Knife-man ding
When I was a kid, we had a knife-sharpener man who would walk up and down every street in the neighbourhood every couple of weeks, ringing his bell in a very particular way (you never mistook the sound for anything else).
He toted around a really interesting super-solid stand and grinding wheel (and a few finishing-tools), which would plant firmly on any patch of sidewalk, and yet also tilt onto wheels for travel - many decades before any suitcases were known to adopt that trick. to make great weight manageable without great strength!
His skill at sharpening really was extraordinary, and he was always delighted to demonstrate how fine a job he'd done - especially to kids (never once failing to mention that "sharper knives are safer than dull ones" - which remains true, and a nice example of counterintuitive functional-wisdom).
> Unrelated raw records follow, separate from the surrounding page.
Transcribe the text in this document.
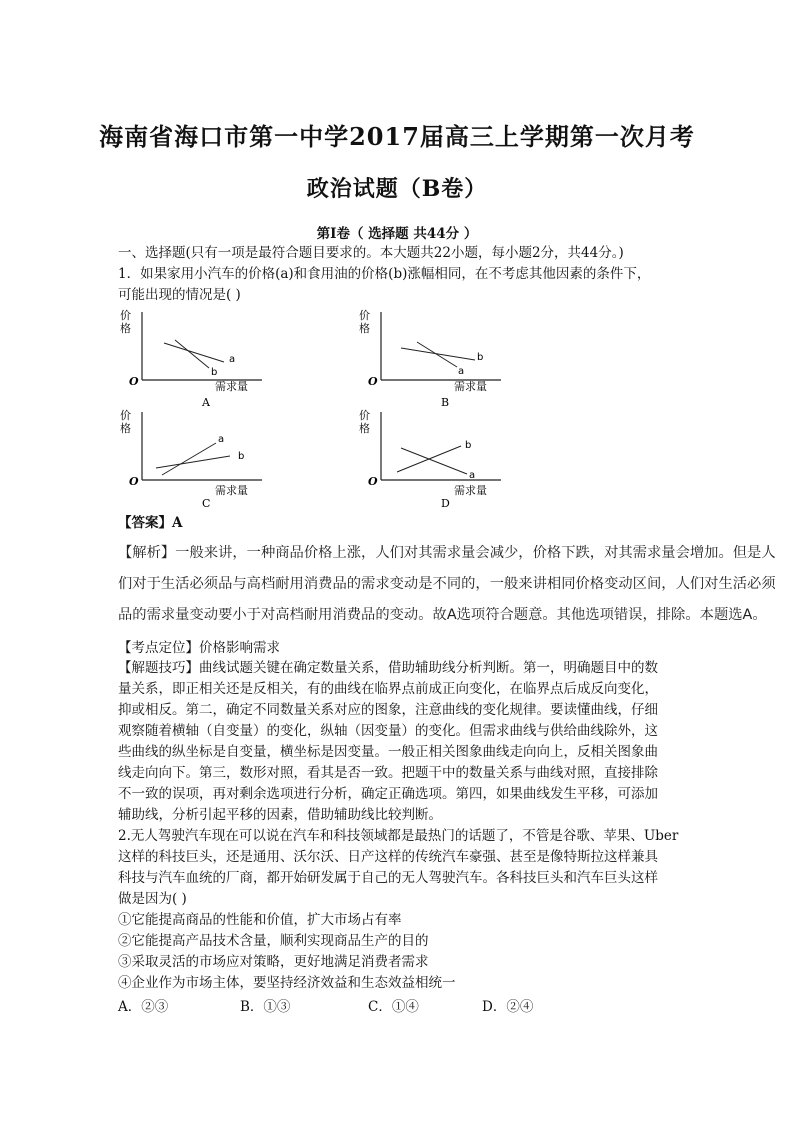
海南省海口市第一中学2017届高三上学期第一次月考
政治试题（B卷）
第Ⅰ卷（ 选择题 共44分 ）
一、选择题(只有一项是最符合题目要求的。本大题共22小题，每小题2分，共44分。)
1．如果家用小汽车的价格(a)和食用油的价格(b)涨幅相同，在不考虑其他因素的条件下，
可能出现的情况是( )
价
格
O
a
b
需求量
A
价
格
O
b
a
需求量
B
价
格
O
a
b
需求量
C
价
格
O
b
a
需求量
D
【答案】A
【解析】一般来讲，一种商品价格上涨，人们对其需求量会减少，价格下跌，对其需求量会增加。但是人
们对于生活必须品与高档耐用消费品的需求变动是不同的，一般来讲相同价格变动区间，人们对生活必须
品的需求量变动要小于对高档耐用消费品的变动。故A选项符合题意。其他选项错误，排除。本题选A。
【考点定位】价格影响需求
【解题技巧】曲线试题关键在确定数量关系，借助辅助线分析判断。第一，明确题目中的数
量关系，即正相关还是反相关，有的曲线在临界点前成正向变化，在临界点后成反向变化，
抑或相反。第二，确定不同数量关系对应的图象，注意曲线的变化规律。要读懂曲线，仔细
观察随着横轴（自变量）的变化，纵轴（因变量）的变化。但需求曲线与供给曲线除外，这
些曲线的纵坐标是自变量，横坐标是因变量。一般正相关图象曲线走向向上，反相关图象曲
线走向向下。第三，数形对照，看其是否一致。把题干中的数量关系与曲线对照，直接排除
不一致的误项，再对剩余选项进行分析，确定正确选项。第四，如果曲线发生平移，可添加
辅助线，分析引起平移的因素，借助辅助线比较判断。
2.无人驾驶汽车现在可以说在汽车和科技领域都是最热门的话题了，不管是谷歌、苹果、Uber
这样的科技巨头，还是通用、沃尔沃、日产这样的传统汽车豪强、甚至是像特斯拉这样兼具
科技与汽车血统的厂商，都开始研发属于自己的无人驾驶汽车。各科技巨头和汽车巨头这样
做是因为( )
①它能提高商品的性能和价值，扩大市场占有率
②它能提高产品技术含量，顺利实现商品生产的目的
③采取灵活的市场应对策略，更好地满足消费者需求
④企业作为市场主体，要坚持经济效益和生态效益相统一
A．②③	B．①③	C．①④	D．②④
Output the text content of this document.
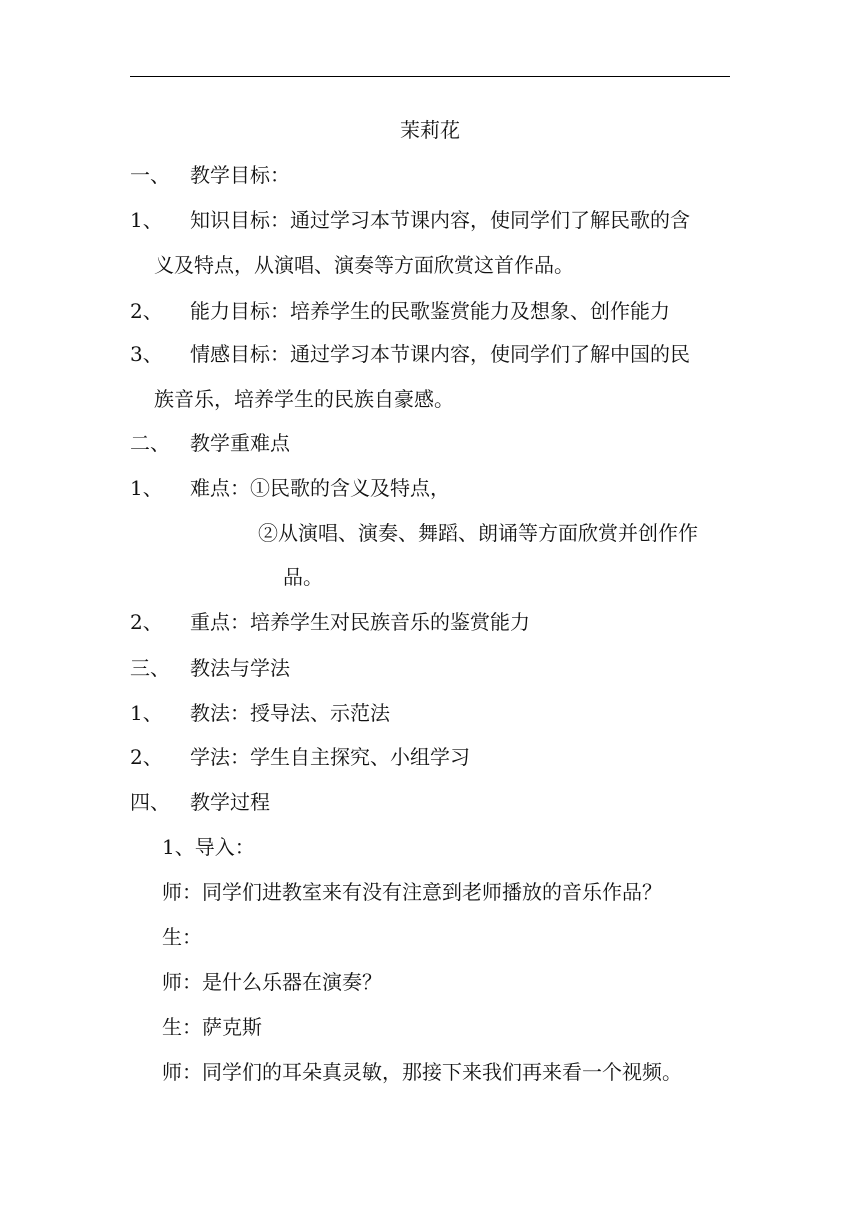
茉莉花
一、 教学目标：
1、 知识目标：通过学习本节课内容，使同学们了解民歌的含
义及特点，从演唱、演奏等方面欣赏这首作品。
2、 能力目标：培养学生的民歌鉴赏能力及想象、创作能力
3、 情感目标：通过学习本节课内容，使同学们了解中国的民
族音乐，培养学生的民族自豪感。
二、 教学重难点
1、 难点：①民歌的含义及特点，
②从演唱、演奏、舞蹈、朗诵等方面欣赏并创作作
品。
2、 重点：培养学生对民族音乐的鉴赏能力
三、 教法与学法
1、 教法：授导法、示范法
2、 学法：学生自主探究、小组学习
四、 教学过程
1、导入：
师：同学们进教室来有没有注意到老师播放的音乐作品？
生：
师：是什么乐器在演奏？
生：萨克斯
师：同学们的耳朵真灵敏，那接下来我们再来看一个视频。
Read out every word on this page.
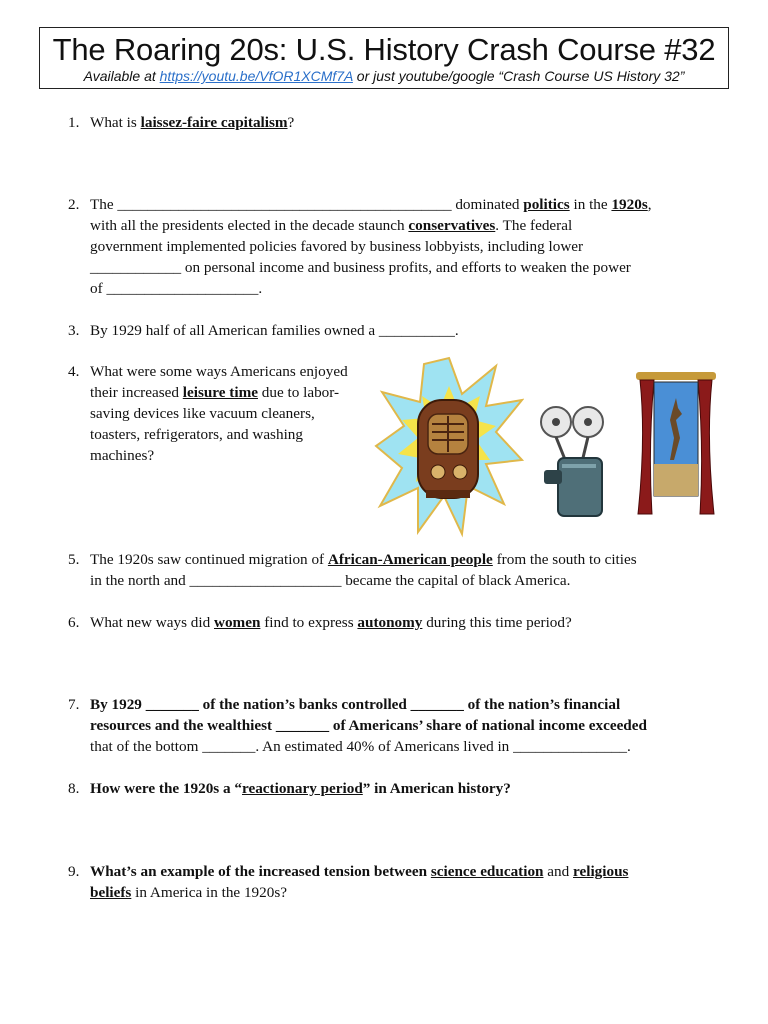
The Roaring 20s: U.S. History Crash Course #32
Available at https://youtu.be/VfOR1XCMf7A or just youtube/google “Crash Course US History 32”
1. What is laissez-faire capitalism?
2. The ____________________________________________ dominated politics in the 1920s,
with all the presidents elected in the decade staunch conservatives. The federal
government implemented policies favored by business lobbyists, including lower
____________ on personal income and business profits, and efforts to weaken the power
of ____________________.
3. By 1929 half of all American families owned a __________.
4. What were some ways Americans enjoyed
their increased leisure time due to labor-
saving devices like vacuum cleaners,
toasters, refrigerators, and washing
machines?
5. The 1920s saw continued migration of African-American people from the south to cities
in the north and ____________________ became the capital of black America.
6. What new ways did women find to express autonomy during this time period?
7. By 1929 _______ of the nation’s banks controlled _______ of the nation’s financial
resources and the wealthiest _______ of Americans’ share of national income exceeded
that of the bottom _______. An estimated 40% of Americans lived in _______________.
8. How were the 1920s a “reactionary period” in American history?
9. What’s an example of the increased tension between science education and religious
beliefs in America in the 1920s?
I haven't seen an old-style cart (or an old man with that very particular gait, skill, physicality, and sublimely-battered cap) for a few decades now, but I am delighted to report that we do still hear the bell of the knife-man on a regular basis, in our strange jumbled neighbourhood.
And while this one does indeed drive what must be technically classed as a vehicle, it is more a gently powered mobile toolbox than a beast of fearsome horsepower, by (to me) a truly charming margin.
Bell and string still lively - and still the very same one-note song I remember!